Destaca la Basílica de San Clemente, del siglo XII, cerca del Coliseo, con dos niveles arqueológicos: el primero es la iglesia medieval original, del siglo IV, y más abajo hay restos romanos del siglo I d. C., como un mitreo, un edificio público y un callejón con el trazado urbano antiguo.

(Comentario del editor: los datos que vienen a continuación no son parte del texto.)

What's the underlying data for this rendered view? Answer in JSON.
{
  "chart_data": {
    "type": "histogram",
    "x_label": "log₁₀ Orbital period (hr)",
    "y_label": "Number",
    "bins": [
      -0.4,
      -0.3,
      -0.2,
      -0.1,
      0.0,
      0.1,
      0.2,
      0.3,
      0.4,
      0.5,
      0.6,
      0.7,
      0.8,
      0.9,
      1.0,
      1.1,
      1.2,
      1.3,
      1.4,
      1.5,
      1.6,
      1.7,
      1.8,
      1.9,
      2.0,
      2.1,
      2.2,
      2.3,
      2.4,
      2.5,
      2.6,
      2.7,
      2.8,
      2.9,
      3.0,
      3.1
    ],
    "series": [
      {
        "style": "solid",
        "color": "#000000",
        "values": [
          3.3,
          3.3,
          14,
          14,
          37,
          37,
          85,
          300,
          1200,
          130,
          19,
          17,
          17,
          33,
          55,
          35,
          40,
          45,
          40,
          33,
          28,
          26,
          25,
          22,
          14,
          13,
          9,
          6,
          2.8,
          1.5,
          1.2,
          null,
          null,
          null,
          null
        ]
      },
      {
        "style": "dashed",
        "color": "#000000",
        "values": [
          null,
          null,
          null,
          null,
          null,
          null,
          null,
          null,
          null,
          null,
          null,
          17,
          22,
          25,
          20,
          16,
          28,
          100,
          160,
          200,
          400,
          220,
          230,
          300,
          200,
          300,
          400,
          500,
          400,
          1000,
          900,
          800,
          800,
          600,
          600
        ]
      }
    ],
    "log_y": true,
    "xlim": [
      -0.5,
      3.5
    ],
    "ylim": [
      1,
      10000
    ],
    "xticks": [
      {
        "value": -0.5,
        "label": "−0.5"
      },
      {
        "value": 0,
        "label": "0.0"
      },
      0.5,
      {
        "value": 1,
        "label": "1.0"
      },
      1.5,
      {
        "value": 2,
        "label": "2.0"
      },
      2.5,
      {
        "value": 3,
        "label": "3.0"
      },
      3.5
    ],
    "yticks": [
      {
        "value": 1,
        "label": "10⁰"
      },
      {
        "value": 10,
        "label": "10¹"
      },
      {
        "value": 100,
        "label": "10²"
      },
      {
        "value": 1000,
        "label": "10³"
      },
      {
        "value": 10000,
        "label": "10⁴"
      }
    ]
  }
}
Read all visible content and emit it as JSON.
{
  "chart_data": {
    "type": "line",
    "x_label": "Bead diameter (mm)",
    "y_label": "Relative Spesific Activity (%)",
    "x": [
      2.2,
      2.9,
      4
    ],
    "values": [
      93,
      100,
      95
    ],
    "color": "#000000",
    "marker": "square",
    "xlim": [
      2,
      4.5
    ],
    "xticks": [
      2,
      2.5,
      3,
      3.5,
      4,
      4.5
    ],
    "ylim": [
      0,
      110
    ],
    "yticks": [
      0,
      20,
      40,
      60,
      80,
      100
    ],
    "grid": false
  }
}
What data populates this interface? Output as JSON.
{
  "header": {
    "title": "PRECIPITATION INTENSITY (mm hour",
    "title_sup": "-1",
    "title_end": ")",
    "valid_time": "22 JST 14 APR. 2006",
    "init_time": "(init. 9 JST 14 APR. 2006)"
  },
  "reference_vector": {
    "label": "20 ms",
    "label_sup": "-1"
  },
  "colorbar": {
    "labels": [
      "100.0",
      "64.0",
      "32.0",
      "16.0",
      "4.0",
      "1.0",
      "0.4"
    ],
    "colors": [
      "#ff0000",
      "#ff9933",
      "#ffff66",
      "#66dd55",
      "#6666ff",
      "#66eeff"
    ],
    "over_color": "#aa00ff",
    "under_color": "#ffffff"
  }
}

También está la Basílica de Santa Cecilia en Trastevere, del siglo IX, sobre la supuesta casa de Cecilia. A unos 2 metros bajo el templo actual hay restos de esa vivienda, mosaicos blancos y negros y una cripta de mármol con decoraciones bizantinas.
Forman parte del circuito las casas romanas de la colina Celio, bajo la basílica de los Santos Juan y Pablo. El complejo abarca cuatro siglos y contiene talleres, depósitos y residencias, incluidas las asociadas por la tradición cristiana a Juan y Pablo. El sitio permite entender la ciudad antigua desde la vida cotidiana más que desde los grandes monumentos.
“La historia no es más que un gigantesco rompecabezas de microhistorias”
, señaló Dell’Aquila. Esa definición resume el valor de un entramado que no solo expone el pasado imperial de Roma, sino también las casas, calles, tiendas y servicios que sostuvieron la vida urbana durante siglos.